Assume that gene A controls the conversion of a white pigment, P0 into another white pigment, P1 the dominant allele A specifies an enzyme necessary for this conversion, and the recessive allele a specifies a defective enzyme without biochemical function. Gene B controls the conversion of the white pigment, P1 into a pink pigment, P2 the dominant allele, B, produces the enzyme necessary for this conversion, and the recessive allele, b, produces a defective enzyme. The dominant allele, C, of the third gene specifies an enzyme that converts the pink pigment, P2 into a red pigment, P3 its recessive allele, c, produces an altered enzyme that cannot carry out this conversion. The dominant allele, D, of a fourth gene produces a polypeptide that completely inhibits the function of enzyme C; that is, it blocks the reaction P2-P3 Its recessive allele, d, produces a defective polypeptide that does not block this reaction. Assume that flower color is determined solely by these four genes and that they assort independently. In the F2 of a cross between plants of the genotype AA bb CC DD and plants of the genotype aa BB cc dd, what proportion of the plants will have (a) red flowers? (b) pink flowers? (c) white flowers?

In the presence of the recessive alleles a, b or c, the three reactions or some of them might not occur ( the X represents the inhibition of the reaction):

Po (white 0) --X--> P1 (White 1) --X--> P2 (Pink)--X--> P3 (Red)

a b c

In the presence of allele D, the last reaction is not possible, because D inhibits the action of C

P2 (Pink) --X-->P3 (Red)

C + D

So, in order to get Red flowers we must have the next genotype: A-B-C-dd (The three reactions can occur, and D must be absent)
To get Pink flowers we must have the next genotypes: A-B-C-D- (D Inhibits C, hence it inhibits the third reaction) or A-B-ccD- or A-B-ccdd (cc does not allow the third reaction to happen, independently of the D gene presence
To get White flowers we must have the next genotypes: aaB-C-D-,aabbC-D-, aaB-ccD-, aabbccD-, aabbccdd, aaB-C-dd, aaB-ccdd, aabbC-dd, A-bbC-D-, A-bbccD-, A-bbC-dd, A-bbccdd (aa must be present to get a white0 flower, or bb must be present to get a white1 flower)

In the proposed problem, we have that the parental are AAbbCCDD and aaBBccdd, so we can tell that the whole F1 progeny will be heterozygous for the four genes, this is AaBbCcDd.

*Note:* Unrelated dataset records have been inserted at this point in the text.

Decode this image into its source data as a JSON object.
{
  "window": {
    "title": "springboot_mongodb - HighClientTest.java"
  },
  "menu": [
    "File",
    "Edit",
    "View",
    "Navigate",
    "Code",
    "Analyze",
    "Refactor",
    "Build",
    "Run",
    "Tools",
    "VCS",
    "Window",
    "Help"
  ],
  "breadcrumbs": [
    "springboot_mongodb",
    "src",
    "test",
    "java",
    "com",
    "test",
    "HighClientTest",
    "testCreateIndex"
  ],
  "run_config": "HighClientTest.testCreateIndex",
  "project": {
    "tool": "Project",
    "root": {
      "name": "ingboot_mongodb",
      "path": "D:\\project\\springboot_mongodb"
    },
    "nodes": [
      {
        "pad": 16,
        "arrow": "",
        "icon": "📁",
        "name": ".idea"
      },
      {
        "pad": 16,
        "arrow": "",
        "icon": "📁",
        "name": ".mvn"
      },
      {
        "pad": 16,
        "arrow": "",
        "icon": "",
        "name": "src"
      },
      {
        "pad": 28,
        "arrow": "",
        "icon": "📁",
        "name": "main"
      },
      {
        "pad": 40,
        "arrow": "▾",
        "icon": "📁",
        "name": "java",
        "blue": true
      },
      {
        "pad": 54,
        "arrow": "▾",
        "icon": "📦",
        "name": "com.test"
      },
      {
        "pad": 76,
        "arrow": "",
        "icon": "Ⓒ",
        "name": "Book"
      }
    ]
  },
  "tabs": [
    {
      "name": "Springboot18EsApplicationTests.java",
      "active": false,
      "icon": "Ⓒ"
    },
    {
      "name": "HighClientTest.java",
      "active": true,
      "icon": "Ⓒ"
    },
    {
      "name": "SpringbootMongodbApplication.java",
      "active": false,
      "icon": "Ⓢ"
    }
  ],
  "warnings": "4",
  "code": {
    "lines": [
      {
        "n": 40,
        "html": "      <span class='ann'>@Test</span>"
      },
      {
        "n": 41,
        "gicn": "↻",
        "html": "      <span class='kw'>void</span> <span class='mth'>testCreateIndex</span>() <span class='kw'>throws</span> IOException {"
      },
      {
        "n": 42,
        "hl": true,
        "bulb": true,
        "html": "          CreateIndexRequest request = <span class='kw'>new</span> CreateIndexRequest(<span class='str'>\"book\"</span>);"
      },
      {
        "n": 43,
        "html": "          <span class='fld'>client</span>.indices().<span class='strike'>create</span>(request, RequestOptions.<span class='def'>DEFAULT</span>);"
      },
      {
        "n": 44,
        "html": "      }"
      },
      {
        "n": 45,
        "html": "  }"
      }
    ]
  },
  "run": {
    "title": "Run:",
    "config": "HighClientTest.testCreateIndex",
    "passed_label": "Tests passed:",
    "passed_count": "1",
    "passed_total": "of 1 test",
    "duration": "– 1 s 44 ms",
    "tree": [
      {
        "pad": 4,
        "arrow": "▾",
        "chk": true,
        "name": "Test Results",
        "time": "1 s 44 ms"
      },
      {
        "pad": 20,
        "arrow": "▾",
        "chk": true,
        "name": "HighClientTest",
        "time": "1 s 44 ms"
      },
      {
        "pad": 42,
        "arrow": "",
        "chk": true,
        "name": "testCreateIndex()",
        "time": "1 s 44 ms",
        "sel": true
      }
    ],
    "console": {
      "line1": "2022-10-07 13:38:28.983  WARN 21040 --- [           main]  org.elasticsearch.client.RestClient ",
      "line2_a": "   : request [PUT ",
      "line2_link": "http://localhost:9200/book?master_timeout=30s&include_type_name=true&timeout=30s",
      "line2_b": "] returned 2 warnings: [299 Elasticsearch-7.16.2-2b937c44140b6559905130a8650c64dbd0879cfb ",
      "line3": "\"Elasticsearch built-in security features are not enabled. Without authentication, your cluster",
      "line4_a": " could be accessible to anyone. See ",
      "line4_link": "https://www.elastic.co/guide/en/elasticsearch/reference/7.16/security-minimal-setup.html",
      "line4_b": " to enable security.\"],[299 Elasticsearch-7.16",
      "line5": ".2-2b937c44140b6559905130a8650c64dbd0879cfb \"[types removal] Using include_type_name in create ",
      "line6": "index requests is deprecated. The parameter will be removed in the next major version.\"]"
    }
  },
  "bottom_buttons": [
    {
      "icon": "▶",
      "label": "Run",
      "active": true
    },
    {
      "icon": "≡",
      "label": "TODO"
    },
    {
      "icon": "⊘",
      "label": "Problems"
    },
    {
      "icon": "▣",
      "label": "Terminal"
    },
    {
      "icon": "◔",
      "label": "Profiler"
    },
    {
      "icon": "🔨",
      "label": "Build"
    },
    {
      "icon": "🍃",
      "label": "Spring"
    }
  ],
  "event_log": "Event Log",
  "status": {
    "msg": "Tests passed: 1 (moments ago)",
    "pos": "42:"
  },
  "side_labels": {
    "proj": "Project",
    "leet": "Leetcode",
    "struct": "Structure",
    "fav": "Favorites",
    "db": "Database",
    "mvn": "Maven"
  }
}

Knowing that these four genes assort independently, then we can infer that the F2 will have the next genotypic proportions for each gene:

AA + Aa=3/4
aa= 1/4
BB + bb= 3/4
bb = 1/4
CC + Cc = 3/4
cc= 1/4
DD + Dd =3/4
dd= 1/4

So, to get each of the mentioned genotypes for each trait, we must multiply their respective genotypic proportions, like this:

Red: A- x B- x C- x dd: 3/4 x 3/4 x 3/4 x 1/4 = 27/256

Pink: A- x B- x C- x D-: 3/4 x 3/4 x 3/4 x 3/4 = 81/256

A- x B- x cc x D-: 3/4 x 3/ x 1/4 x 3/4 = 27/256

A- x B- x cc x dd: 3/4 x 3/4 x 1/4 x 1/4= 9/256

By summing these proportions, we can get the proportion of all the pink flowers: 27/256 + 81/256 + 27/256 + 9/256= 117/256

White: To get the proportion of white flowers, you can repeat the same multiplications as before for each possible white genotype and then sum the results, as we did for pink flowers. Or you can extract from the total number of flowers (256), the amounts of red and pink flowers (27 and 117). This is: 256 - (27 + 117) = 112.

Then 112/256 is the proportion of white flowers.